Today the New York Times, and quite a few other papers, picked up on reports published yesterday in Science that suggest “almost all biofuels used today cause more greenhouse gas emissions than conventional fuels.” The Times did sneak “today” into that first sentence, but, all in all, the coverage took an incredibly short view on renewable fuels.
Judging renewable fuels on a snapshot of what they’re capable of now is like judging aviation based on the Wright brothers’ flyer. Within 65 years, we’d broken the sound barrier and landed on the moon. In the last five years alone, we’ve been able to increase switchgrass yields by 50 percent. Everyday, less and less land can be used for more and more fuel, promising to reduce the carbon footprint dramatically. In less than a decade, it is highly likely that converting that grass to fuel will become economically viable and therefore widespread. Similar technology could be used to produce fuel from waste like yard clippings, brush, animal fats, scrap paper, algae, and sawdust — all of which requires no additional land use. And that’s only the tip of the iceberg. Up to this point minimal resources have been devoted to research. Unfortunately, narrowly crafted coverage of scientific articles threatens to keep it that way by not giving the public the complete story on renewable fuels, which endangers the political consensus necessary to maintain and increase funding to innovative technologies.

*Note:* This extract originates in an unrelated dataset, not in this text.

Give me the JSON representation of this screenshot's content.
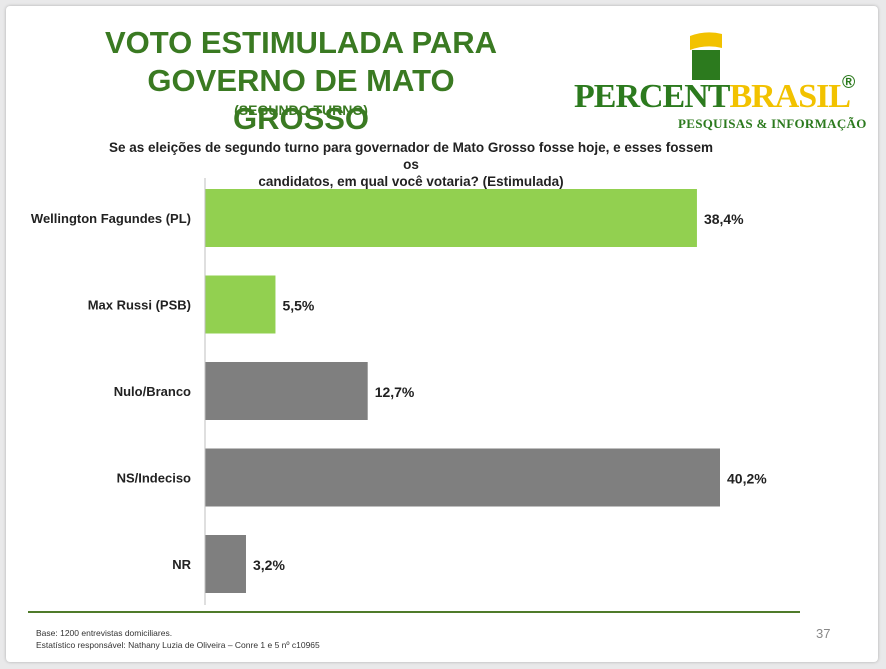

In addition, the future promises the ability to better use abandoned agricultural land to grow fuel crops, which a second study published in Science yesterday (and not covered in the Times) has said would offer “immediate and sustained [greenhouse gas] advantages.”
The simple matter is that second generation renewable fuels, along with increased efficiency, better urban planning and increased mass transit, hold tremendous promise for sating the world’s ballooning demand for fuel, for which there appears to be no other viable solution. And, clearly you can’t have a second generation without the first.